Any pending or running workflow can be cancelled:
curl -X DELETE http://localhost:8000/workflow/b2c3d4e5-f6a7-8901-bcde-f12345678901/cancelThe job is aborted in Redis and the workflow status is set to cancelled. Attempting to cancel a job that is already completed, failed, or cancelled returns HTTP 422.
To the best of my limited research (as the goal of this exercise was not to achieve optimal model performance), appropriate architectures for these models are CNN-based. I took inspiration from the mnist character recognition dataset/model. Through some research, I also chose a slightly more complicated architecture. I didn't want to make it too complicated, since I wanted to be able to train on CPU in short enough time-scales to prove the pipeline works. This more complicated architecture has 3 convolutional layers with a final AdaptiveAvgPool to handle the spatial dimensions and different image sizes flexibly. If given more time, I would research the recommended model architectures for this problem and first implement what the literature suggests is the optimal model.

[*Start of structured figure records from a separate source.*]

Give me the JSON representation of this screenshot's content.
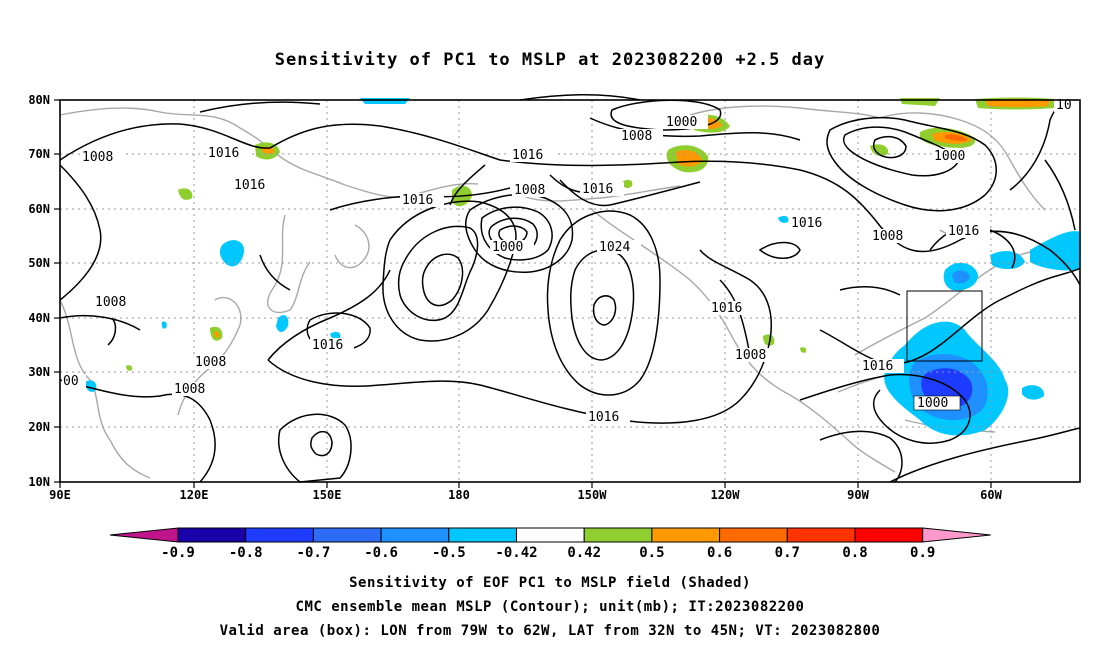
{
  "title": "Sensitivity of PC1 to MSLP at 2023082200 +2.5 day",
  "map": {
    "lon_labels": [
      "90E",
      "120E",
      "150E",
      "180",
      "150W",
      "120W",
      "90W",
      "60W"
    ],
    "lat_labels": [
      "10N",
      "20N",
      "30N",
      "40N",
      "50N",
      "60N",
      "70N",
      "80N"
    ],
    "valid_box": {
      "lon": [
        -79,
        -62
      ],
      "lat": [
        32,
        45
      ]
    },
    "contour_labels": [
      "1008",
      "1016",
      "1016",
      "1016",
      "1008",
      "1008",
      "1000",
      "1016",
      "1000",
      "1024",
      "1008",
      "1016",
      "1016",
      "1008",
      "1016",
      "1008",
      "1000",
      "1016",
      "1008",
      "1016",
      "00",
      "1016",
      "1008",
      "10",
      "1016"
    ]
  },
  "colorbar": {
    "labels": [
      "-0.9",
      "-0.8",
      "-0.7",
      "-0.6",
      "-0.5",
      "-0.42",
      "0.42",
      "0.5",
      "0.6",
      "0.7",
      "0.8",
      "0.9"
    ],
    "colors": [
      "#1a00a8",
      "#1e3cff",
      "#2f6cf5",
      "#1e90ff",
      "#00c8ff",
      "#ffffff",
      "#8fce2e",
      "#ff9900",
      "#ff6a00",
      "#ff3300",
      "#ff0000"
    ],
    "low_end_color": "#c0148c",
    "high_end_color": "#ff99cc"
  },
  "captions": [
    "Sensitivity of EOF PC1 to MSLP field (Shaded)",
    "CMC ensemble mean MSLP (Contour); unit(mb); IT:2023082200",
    "Valid area (box): LON from 79W to 62W, LAT from 32N to 45N; VT: 2023082800"
  ]
}
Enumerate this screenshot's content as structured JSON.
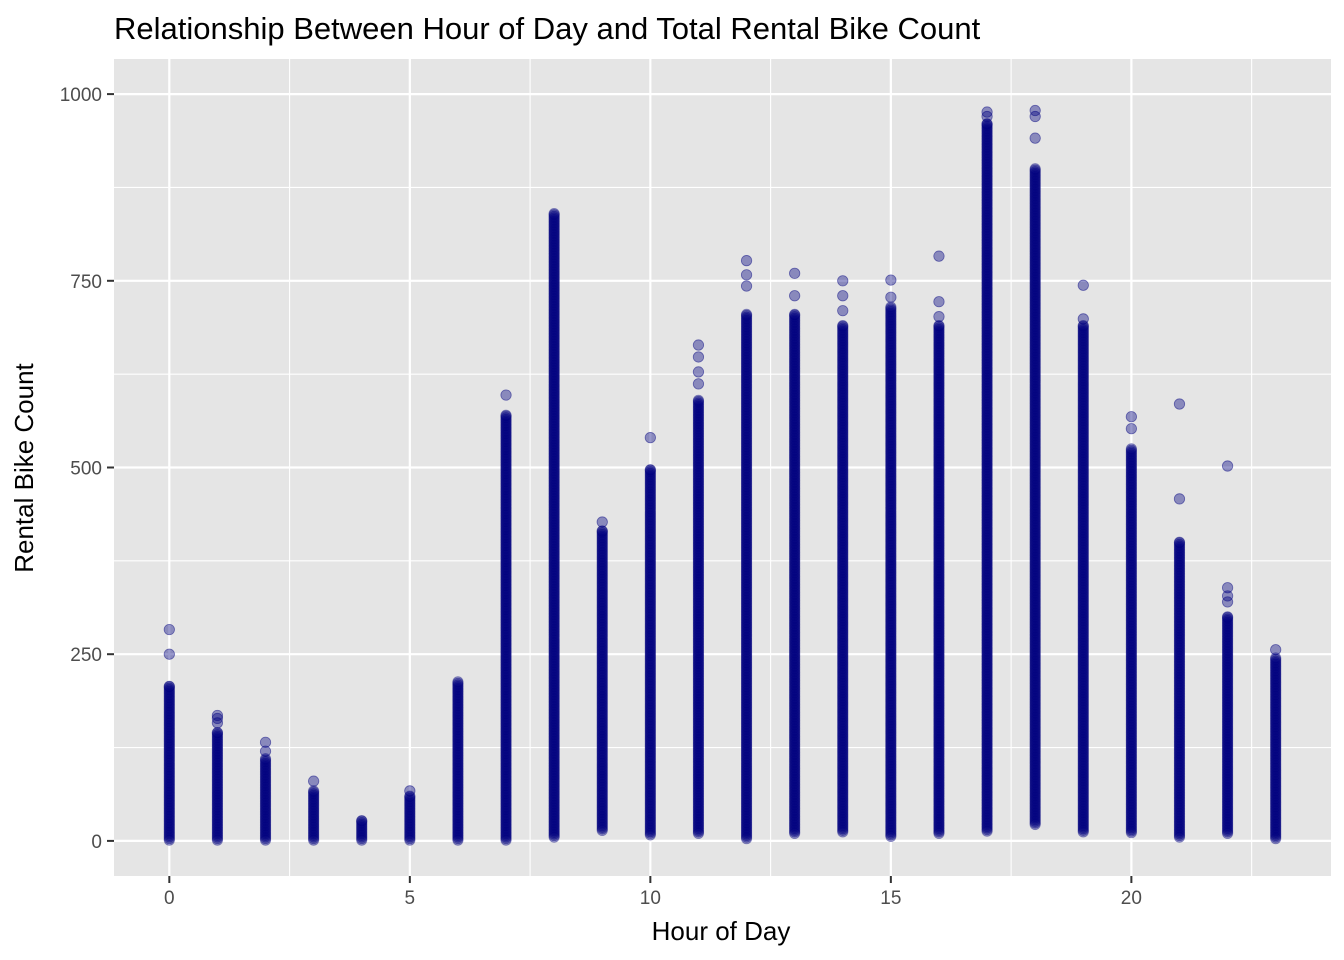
{
  "chart_data": {
    "type": "scatter",
    "title": "Relationship Between Hour of Day and Total Rental Bike Count",
    "xlabel": "Hour of Day",
    "ylabel": "Rental Bike Count",
    "xlim": [
      -1.15,
      24.15
    ],
    "ylim": [
      -47,
      1047
    ],
    "x_ticks": [
      0,
      5,
      10,
      15,
      20
    ],
    "x_tick_labels": [
      "0",
      "5",
      "10",
      "15",
      "20"
    ],
    "y_ticks": [
      0,
      250,
      500,
      750,
      1000
    ],
    "y_tick_labels": [
      "0",
      "250",
      "500",
      "750",
      "1000"
    ],
    "grid": true,
    "panel_background": "#e5e5e5",
    "grid_color": "#ffffff",
    "point_color": "#00007f",
    "point_opacity": 0.4,
    "series": [
      {
        "x": 0,
        "range": [
          1,
          207
        ],
        "outliers": [
          250,
          283
        ]
      },
      {
        "x": 1,
        "range": [
          1,
          145
        ],
        "outliers": [
          158,
          164,
          168
        ]
      },
      {
        "x": 2,
        "range": [
          1,
          110
        ],
        "outliers": [
          120,
          132
        ]
      },
      {
        "x": 3,
        "range": [
          1,
          67
        ],
        "outliers": [
          80
        ]
      },
      {
        "x": 4,
        "range": [
          1,
          27
        ],
        "outliers": []
      },
      {
        "x": 5,
        "range": [
          1,
          60
        ],
        "outliers": [
          67
        ]
      },
      {
        "x": 6,
        "range": [
          1,
          213
        ],
        "outliers": []
      },
      {
        "x": 7,
        "range": [
          1,
          570
        ],
        "outliers": [
          597
        ]
      },
      {
        "x": 8,
        "range": [
          5,
          840
        ],
        "outliers": []
      },
      {
        "x": 9,
        "range": [
          14,
          415
        ],
        "outliers": [
          427
        ]
      },
      {
        "x": 10,
        "range": [
          8,
          497
        ],
        "outliers": [
          540
        ]
      },
      {
        "x": 11,
        "range": [
          10,
          590
        ],
        "outliers": [
          612,
          628,
          648,
          664
        ]
      },
      {
        "x": 12,
        "range": [
          3,
          705
        ],
        "outliers": [
          743,
          758,
          777
        ]
      },
      {
        "x": 13,
        "range": [
          10,
          705
        ],
        "outliers": [
          730,
          760
        ]
      },
      {
        "x": 14,
        "range": [
          12,
          690
        ],
        "outliers": [
          710,
          730,
          750
        ]
      },
      {
        "x": 15,
        "range": [
          6,
          715
        ],
        "outliers": [
          728,
          751
        ]
      },
      {
        "x": 16,
        "range": [
          10,
          690
        ],
        "outliers": [
          702,
          722,
          783
        ]
      },
      {
        "x": 17,
        "range": [
          13,
          960
        ],
        "outliers": [
          970,
          976
        ]
      },
      {
        "x": 18,
        "range": [
          22,
          900
        ],
        "outliers": [
          941,
          970,
          978
        ]
      },
      {
        "x": 19,
        "range": [
          12,
          690
        ],
        "outliers": [
          699,
          744
        ]
      },
      {
        "x": 20,
        "range": [
          11,
          525
        ],
        "outliers": [
          552,
          568
        ]
      },
      {
        "x": 21,
        "range": [
          5,
          400
        ],
        "outliers": [
          458,
          585
        ]
      },
      {
        "x": 22,
        "range": [
          10,
          300
        ],
        "outliers": [
          320,
          328,
          339,
          502
        ]
      },
      {
        "x": 23,
        "range": [
          3,
          245
        ],
        "outliers": [
          256
        ]
      }
    ]
  }
}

As with all projects, the perfect cannot be the enemy of the good. This project was time-boxed, and thus, I was not able to get to everything I would've wanted.
At a high level, with more time I would've implemented the following:
- Training already happens on its own worker, but I would've made the training worker more optimized for training models. If this was actually deployed to the cloud, I would've provisioned some accelerated hardware (GPUs) for the training image.
- On that note, inference is served through the main app, which isn't ideal. With more time I would've built a more robust serving system that would promote a model to its own service. I would then make that served model available to handle batch classification as well as single-image classification.
- The bulk of the time of this project was spent setting up the environment to reliably load data and train on that data. Not too much time was spent investigating model architectures and their performance.
- The ability to manage/add metrics would be added.
- On that note, I would have loved to make model archetecture composable via REST endpoints. This would require a significant effort though.
- Transforms are currently baked into the training pipeline and are minimal (just what's needed to get the data into a usable format). With more time I would like to extract transforms out as their own configurable objects that can be added to either the download step, a separate preprocessing step (I'd need to make this), or a configurable piece of the training invocation.
- I would implement logging and tracing to more than just stdout. I would write log files somewhere that is accessible, either a logging/tracing platform or files linked to the model/training run. This way, there's a full trace of what happened in the development and performance of a model.
- Lastly, I would research and implemnent an optimal model for these classification problems. This would require reading the literature surrounding the field, and these datasets, as well as training, hyperparameter tuning, and comparison of performance before serving a production-ready model.